Ben de öğretmenim ve evlilik döneminde yüksek lisans ve başka bir eğitim programına birlikte devam edip çalışmıyorum.Yaklaşık 10 yıldır çalışan birisi olduğum için bazı zamanlarım gerçekten zor geçiyor.Siz de çalışmıyormuşsunuz, eğer ki önceden çalışmışsanız bu yeni düzen (evlilik) ve çalışamama , yeni bir insanla uyum sağlama , onu tanıma biraz canınızı sıkmış olabilir.
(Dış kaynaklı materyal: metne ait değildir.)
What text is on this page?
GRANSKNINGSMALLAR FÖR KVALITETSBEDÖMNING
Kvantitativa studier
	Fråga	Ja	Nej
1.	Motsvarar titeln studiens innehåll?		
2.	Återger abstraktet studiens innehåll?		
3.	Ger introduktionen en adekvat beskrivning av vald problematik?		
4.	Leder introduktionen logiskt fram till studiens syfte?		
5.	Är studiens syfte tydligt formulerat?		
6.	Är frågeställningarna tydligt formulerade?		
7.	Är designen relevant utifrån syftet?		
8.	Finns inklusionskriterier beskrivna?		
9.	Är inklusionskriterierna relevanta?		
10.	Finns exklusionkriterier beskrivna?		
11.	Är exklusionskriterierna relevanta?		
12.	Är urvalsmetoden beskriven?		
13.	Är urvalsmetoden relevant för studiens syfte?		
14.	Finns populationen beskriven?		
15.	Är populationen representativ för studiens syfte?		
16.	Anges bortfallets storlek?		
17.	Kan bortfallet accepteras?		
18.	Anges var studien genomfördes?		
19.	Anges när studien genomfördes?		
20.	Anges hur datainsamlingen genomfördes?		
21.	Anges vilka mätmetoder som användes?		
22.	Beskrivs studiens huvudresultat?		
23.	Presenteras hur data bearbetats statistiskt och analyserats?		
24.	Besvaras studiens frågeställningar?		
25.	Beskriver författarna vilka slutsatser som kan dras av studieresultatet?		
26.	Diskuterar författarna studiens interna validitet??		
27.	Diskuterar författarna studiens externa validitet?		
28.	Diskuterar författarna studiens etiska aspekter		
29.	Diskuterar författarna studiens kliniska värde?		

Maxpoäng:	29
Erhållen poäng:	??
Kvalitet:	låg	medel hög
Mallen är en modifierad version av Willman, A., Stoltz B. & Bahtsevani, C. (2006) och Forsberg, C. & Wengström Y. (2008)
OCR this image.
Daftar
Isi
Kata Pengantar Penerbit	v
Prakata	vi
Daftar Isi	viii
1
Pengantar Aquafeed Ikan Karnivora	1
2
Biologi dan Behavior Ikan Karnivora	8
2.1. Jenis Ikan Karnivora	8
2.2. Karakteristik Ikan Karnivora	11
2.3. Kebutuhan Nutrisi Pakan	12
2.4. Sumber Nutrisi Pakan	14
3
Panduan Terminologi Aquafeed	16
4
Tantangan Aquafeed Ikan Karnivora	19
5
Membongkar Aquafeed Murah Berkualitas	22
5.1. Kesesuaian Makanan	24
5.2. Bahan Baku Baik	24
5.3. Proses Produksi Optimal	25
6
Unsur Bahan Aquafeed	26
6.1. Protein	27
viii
Çalışmadığım için benim de ara ara heyheylerim üzerime gelir ve eşimin söylediği sözleri yanlış anlayabiliyorum.O domates yemez hatta domatese bile dokunamaz bir keresinde "senin yüzünden domatese hasret kaldım, rüyalarıma giriyor" falan demiştim, gidip almıştı. Belki tatlı serzenişler eşinizi de bu konuda yola getirebilir.Bilgisayar oyunları hastalık, eşimin oynadığı bir oyun var mesela.Ben de oynamaya başladım.Bir odamızı internet cafe gibi yaptık, yemekten sonra 2-3 saat deliler gibi oynayıp hem stres atıyoruz hem de birlikte oyun da olsa bir şeyyler paylaşıyoruz.Eşim 6 gün çalışıyor bir tek pazar günleri boş.Bense okula gidiyor sonrası hep evdeyim, doğal olarak pazar günü evde oturmak istemiyorum, büyük olasılıkla siz de böyle dşünüyorsunuzdur ama 6 gün erken kalkmış, çok yorulmuş, gidip gelirken trafikte cebelleşmiş insanı da o gün tutup gezmeye götürmek tam bir işkence.Balkonda çiçeklerle (çiçek yoksa maydonoz bile olur :)) bir kahvaltı, arkasından türk kahvesi ve biraz daha dinlenmesine izin vermek belki işe yarayabilir.Tek maaş olayı da gerçekten dert; yeni bir düzene geçmiş bir kişi için önceden ödemediği kirayı, faturaları, kredi kartlarını, deterjan parasını zartı zurtu ödemesini beklemek ve karşısında bir şey yapamamak insanı biraz daha yetersiz hissettiriyor.Bunun yerine haftada 2 kez fön çektirmeye gidiliyorsa bunu ayda 2ye çekmek ya da bütçe tam yerine oturana kadar evde fön çekmek bile işlerin düzelmesinde rol alabilir.Ayrıca birbirini insan isterse 10 yıl flört döneminde tanısın, aynı evi, aynı hayatı birlikte paylaşınca bu duruma alışmak da zor oluyor.Horlayabilir, limitsiz gaz çıkarabilir, :) Bir de ne olursa olsun dediğiniz gibi "zaman kaybısın" yok şusun busun diye beylik laflar kullanıp karşı tarafı yaralamamak lazım.Sinirden, stresten falan olabilir ama o laflar unutulmuyor ve hep yara olarak kalıyor.Bence biraz uzlaşmayı deneyin.Siz de onunla bilgisayar oyununu oynayın, siz de playstatin başında onunla maç yapın, siz de daha dinlendirici şeyleri seçin ve ekonomik özgürlüğünüzü tekrar ele alıncaya kadar gider-gelir hesabına hakim olun , belki de gerçekten onun maaşıyla ev dönmüyor, zor günler geçiriyor ve sizinle paylaşamıyor olabilir.Sizin bu kadar adım attığınızı gördükten sonra belki o da adım atacaktır.Bence bir şans verin.